I-123 Thyroid Scintigraphy: A large left thyroid nodule demonstrating focal radiotracer uptake with peripheral uptake and central photopenia, consistent with a hyperfunctioning nodule with cystic components. The remainder of the thyroid gland shows suppressed activity.
Differential Diagnosis
-
Hyperfunctioning thyroid nodule (toxic adenoma)
-
Multinodular goiter
-
Graves’ disease
-
Thyroid malignancy
Final Diagnosis: Hyperfunctioning thyroid nodule (Toxic adenoma)
Discussion
Hyperfunctioning Thyroid Nodule / Toxic Adenoma
Pathophysiology
Endogenous causes of hyperthyroidism include toxic adenoma, multinodular goiter, Graves’ disease, subacute thyroiditis (including Hashitoxicosis), and extrathyroidal sources such as struma ovarii.
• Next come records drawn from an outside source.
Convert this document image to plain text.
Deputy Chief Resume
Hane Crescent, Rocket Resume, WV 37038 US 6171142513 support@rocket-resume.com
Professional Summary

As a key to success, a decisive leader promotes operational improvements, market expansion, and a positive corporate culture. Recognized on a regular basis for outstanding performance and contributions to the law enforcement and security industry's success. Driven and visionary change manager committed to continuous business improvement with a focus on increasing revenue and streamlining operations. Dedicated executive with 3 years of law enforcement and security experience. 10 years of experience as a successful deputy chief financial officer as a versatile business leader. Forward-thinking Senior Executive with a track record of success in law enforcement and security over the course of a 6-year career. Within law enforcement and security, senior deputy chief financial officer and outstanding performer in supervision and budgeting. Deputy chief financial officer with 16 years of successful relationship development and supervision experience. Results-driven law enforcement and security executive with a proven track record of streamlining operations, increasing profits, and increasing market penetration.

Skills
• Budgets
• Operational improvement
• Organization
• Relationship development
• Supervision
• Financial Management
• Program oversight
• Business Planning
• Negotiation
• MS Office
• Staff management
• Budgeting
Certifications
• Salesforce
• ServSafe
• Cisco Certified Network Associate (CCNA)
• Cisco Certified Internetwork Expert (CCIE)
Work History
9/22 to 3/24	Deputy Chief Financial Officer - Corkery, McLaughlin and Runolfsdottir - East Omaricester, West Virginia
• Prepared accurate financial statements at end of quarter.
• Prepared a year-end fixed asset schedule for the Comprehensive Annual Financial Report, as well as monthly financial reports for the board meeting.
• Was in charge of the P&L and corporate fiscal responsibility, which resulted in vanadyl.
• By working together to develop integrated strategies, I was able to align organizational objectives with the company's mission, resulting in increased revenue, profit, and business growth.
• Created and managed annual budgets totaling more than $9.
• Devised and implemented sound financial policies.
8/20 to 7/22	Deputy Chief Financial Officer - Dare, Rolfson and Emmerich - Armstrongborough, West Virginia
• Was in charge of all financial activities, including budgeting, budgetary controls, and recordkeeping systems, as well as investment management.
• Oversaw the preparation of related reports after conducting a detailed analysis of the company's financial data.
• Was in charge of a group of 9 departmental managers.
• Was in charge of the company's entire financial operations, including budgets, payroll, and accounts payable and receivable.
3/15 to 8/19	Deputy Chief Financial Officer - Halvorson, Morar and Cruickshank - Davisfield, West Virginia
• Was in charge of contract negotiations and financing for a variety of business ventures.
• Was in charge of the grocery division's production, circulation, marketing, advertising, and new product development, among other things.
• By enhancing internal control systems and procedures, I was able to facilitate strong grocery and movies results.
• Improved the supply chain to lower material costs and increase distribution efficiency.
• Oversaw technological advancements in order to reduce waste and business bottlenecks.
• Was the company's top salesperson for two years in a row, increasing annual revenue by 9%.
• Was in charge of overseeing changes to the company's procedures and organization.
Toxic adenomas arise from focal clonal proliferation of follicular thyroid cells that function independently of TSH regulation.
Approximately 20–80% of toxic adenomas harbor activating mutations in the TSH receptor gene, leading to autonomous thyroid hormone production.
Epidemiology
-
The overall prevalence of hyperthyroidism is approximately 1.3%.
-
It is more common in women than in men, with a ratio of approximately 5:1.
-
Toxic adenomas are more frequently observed in younger women, while Graves’ disease tends to be more common in older females.
Clinical Presentation
-
Palpable neck mass/goiter
-
Weight loss
-
Palpitations
-
Heat intolerance
-
Tremor
-
Anxiety
Imaging Findings
-
I-123 Thyroid Scintigraphy: Focal radiotracer uptake in the adenoma with suppression of the remaining thyroid parenchyma
-
Thyroid Ultrasound: Presence of a well-defined thyroid nodule, which may be solid, cystic, or mixed in composition
Management
-
Symptom control with beta-blockers and methimazole
-
Surgical lobectomy in selected cases
-
Radioactive iodine ablation (I-131 therapy) for definitive treatment
(1) Reiners
C, Schneider P. Radioiodine therapy of thyroid autonomy. Eur J Nucl Med Mol
Imaging. 2002;29 Suppl 2:S471-S478.
(2) Ross
DS, Burch HB, Cooper DS, et al. 2016 American Thyroid Association guidelines
for diagnosis and management of hyperthyroidism and other causes of
thyrotoxicosis. Thyroid. 2016;26(10):1343-1421.